Jamais là où on l’attend, Quelle Chris est un des acteurs les moins orthodoxes de la scène rap actuelle. Après l’ironie de l’excellentissime Everything’s Fine en duo avec sa compagne Jean Grae, puis la critique sociale de Guns paru l’an dernier, on escomptait une nouvelle galette saupoudrée de soude caustique. D’autant plus que le propos de la première partie du projet parue en 2015 n’était pas particulièrement optimiste. Mais voilà, Innocent Country 2 est ce que le MC originaire de Détroit a fait de plus ensoleillé jusqu’à maintenant.
Le retour de Chris Keys derrière les platines y est pour quelque chose. Ce dernier a imprimé aux nouvelles pièces du rappeur l’atmosphère torride des plages californiennes à proximité desquelles il réside. Toujours marqué par le travail de J Dilla et de Pete Rock, il balance tout en douceur des rythmiques en apnée mâtinées d’accords de piano jazzy. La langueur de ces musiques s’accorde bien aux textes de Quelle Chris qui, sans se départir de sa goguenardise habituelle, sort de sa misanthropie de façade pour tendre la main à son prochain.

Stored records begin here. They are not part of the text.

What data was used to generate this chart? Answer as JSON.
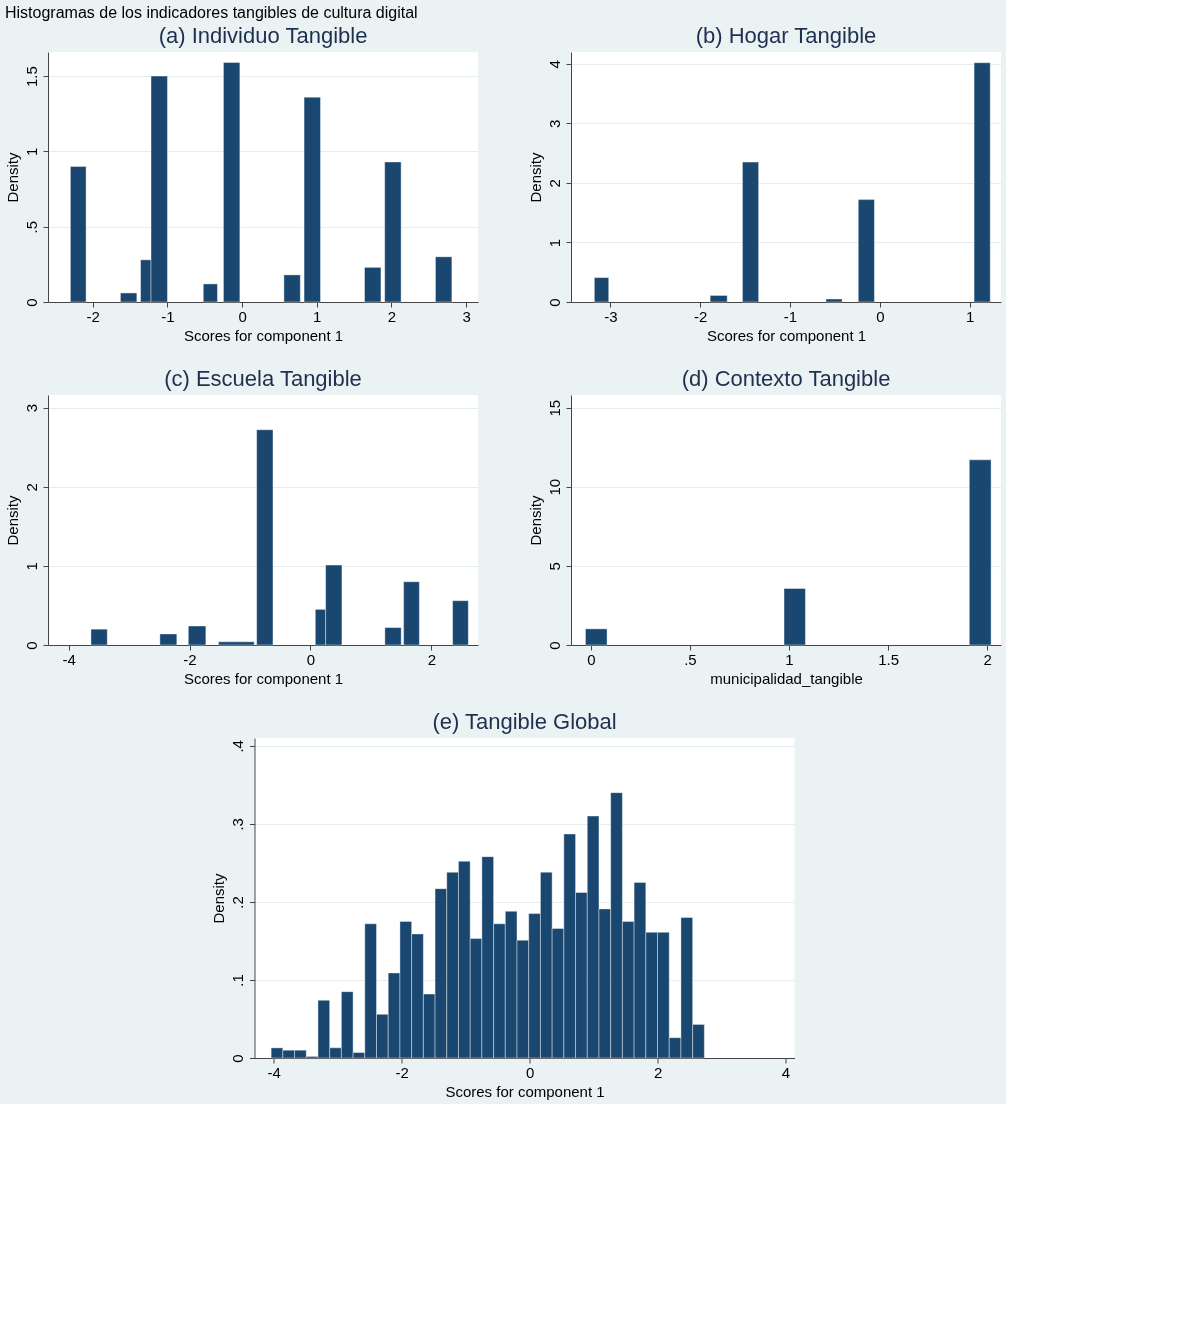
{
  "chart_data": [
    {
      "type": "histogram",
      "title": "(a) Individuo Tangible",
      "xlabel": "Scores for component 1",
      "ylabel": "Density",
      "color": "#1a476f",
      "grid": "y",
      "annotations": [
        "Histogramas de los indicadores tangibles de cultura digital"
      ],
      "bins": [
        -2.3,
        -2.09,
        -1.63,
        -1.41,
        -1.36,
        -1.22,
        -1.0,
        -0.52,
        -0.33,
        -0.25,
        -0.03,
        0.56,
        0.78,
        0.83,
        1.05,
        1.64,
        1.86,
        1.91,
        2.13,
        2.59,
        2.81
      ],
      "values": [
        0.9,
        0,
        0.06,
        0,
        0.28,
        1.5,
        0,
        0.12,
        0,
        1.59,
        0,
        0.18,
        0,
        1.36,
        0,
        0.23,
        0,
        0.93,
        0,
        0.3
      ],
      "xlim": [
        -2.6,
        3.16
      ],
      "ylim": [
        0,
        1.66
      ],
      "xticks": [
        -2,
        -1,
        0,
        1,
        2,
        3
      ],
      "yticks": [
        0,
        {
          "value": 0.5,
          "label": ".5"
        },
        1,
        1.5
      ]
    },
    {
      "type": "histogram",
      "title": "(b) Hogar Tangible",
      "xlabel": "Scores for component 1",
      "ylabel": "Density",
      "color": "#1a476f",
      "grid": "y",
      "bins": [
        -3.18,
        -3.02,
        -1.89,
        -1.7,
        -1.53,
        -1.35,
        -0.6,
        -0.42,
        -0.24,
        -0.06,
        1.05,
        1.23
      ],
      "values": [
        0.41,
        0,
        0.11,
        0,
        2.35,
        0,
        0.05,
        0,
        1.72,
        0,
        4.02
      ],
      "xlim": [
        -3.44,
        1.35
      ],
      "ylim": [
        0,
        4.2
      ],
      "xticks": [
        -3,
        -2,
        -1,
        0,
        1
      ],
      "yticks": [
        0,
        1,
        2,
        3,
        4
      ]
    },
    {
      "type": "histogram",
      "title": "(c) Escuela Tangible",
      "xlabel": "Scores for component 1",
      "ylabel": "Density",
      "color": "#1a476f",
      "grid": "y",
      "bins": [
        -3.63,
        -3.36,
        -2.49,
        -2.21,
        -2.02,
        -1.73,
        -1.52,
        -0.93,
        -0.89,
        -0.62,
        0.08,
        0.25,
        0.52,
        1.23,
        1.5,
        1.54,
        1.8,
        2.35,
        2.61
      ],
      "values": [
        0.2,
        0,
        0.14,
        0,
        0.24,
        0,
        0.04,
        0,
        2.72,
        0,
        0.45,
        1.01,
        0,
        0.22,
        0,
        0.8,
        0,
        0.56
      ],
      "xlim": [
        -4.34,
        2.77
      ],
      "ylim": [
        0,
        3.16
      ],
      "xticks": [
        -4,
        -2,
        0,
        2
      ],
      "yticks": [
        0,
        1,
        2,
        3
      ]
    },
    {
      "type": "histogram",
      "title": "(d) Contexto Tangible",
      "xlabel": "municipalidad_tangible",
      "ylabel": "Density",
      "color": "#1a476f",
      "grid": "y",
      "bins": [
        -0.027,
        0.082,
        0.975,
        1.083,
        1.91,
        2.02
      ],
      "values": [
        1.02,
        0,
        3.57,
        0,
        11.7
      ],
      "xlim": [
        -0.1,
        2.07
      ],
      "ylim": [
        0,
        15.8
      ],
      "xticks": [
        0,
        {
          "value": 0.5,
          "label": ".5"
        },
        1,
        1.5,
        2
      ],
      "yticks": [
        0,
        5,
        10,
        15
      ]
    },
    {
      "type": "histogram",
      "title": "(e) Tangible Global",
      "xlabel": "Scores for component 1",
      "ylabel": "Density",
      "color": "#1a476f",
      "grid": "y",
      "bins": [
        -4.04,
        -3.857,
        -3.674,
        -3.491,
        -3.308,
        -3.125,
        -2.942,
        -2.759,
        -2.576,
        -2.393,
        -2.21,
        -2.027,
        -1.844,
        -1.661,
        -1.478,
        -1.295,
        -1.112,
        -0.929,
        -0.746,
        -0.563,
        -0.38,
        -0.197,
        -0.014,
        0.169,
        0.352,
        0.535,
        0.718,
        0.901,
        1.084,
        1.267,
        1.45,
        1.633,
        1.816,
        1.999,
        2.182,
        2.365,
        2.548,
        2.731
      ],
      "values": [
        0.013,
        0.01,
        0.01,
        0.002,
        0.074,
        0.013,
        0.085,
        0.007,
        0.172,
        0.056,
        0.109,
        0.175,
        0.159,
        0.082,
        0.217,
        0.238,
        0.252,
        0.153,
        0.258,
        0.172,
        0.188,
        0.151,
        0.185,
        0.238,
        0.166,
        0.287,
        0.212,
        0.31,
        0.191,
        0.34,
        0.175,
        0.225,
        0.161,
        0.161,
        0.026,
        0.18,
        0.043
      ],
      "xlim": [
        -4.3,
        4.14
      ],
      "ylim": [
        0,
        0.41
      ],
      "xticks": [
        -4,
        -2,
        0,
        2,
        4
      ],
      "yticks": [
        0,
        {
          "value": 0.1,
          "label": ".1"
        },
        {
          "value": 0.2,
          "label": ".2"
        },
        {
          "value": 0.3,
          "label": ".3"
        },
        {
          "value": 0.4,
          "label": ".4"
        }
      ]
    }
  ]
}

Cette fête de fin de soirée estivale compte de nombreux invités dont les plus connus sont Merrill Garbus (Tune-Yards) et Earl Sweatshirt. Ils apportent un peu de variété à un album qui court parfois le risque de devenir trop homogène. Heureusement, Keys n’est jamais à court de bonnes idées et les meilleures viennent surtout en fin de parcours : le rythme funky de la très chouette Sudden Death, les arrangements somptueux de Graphic Bleed Outs et les chœurs gospel de Mirage. Au final, sans être de la même trempe que les deux opus précédents de Quelle Chris, Innocent Country 2 est un très bon cru.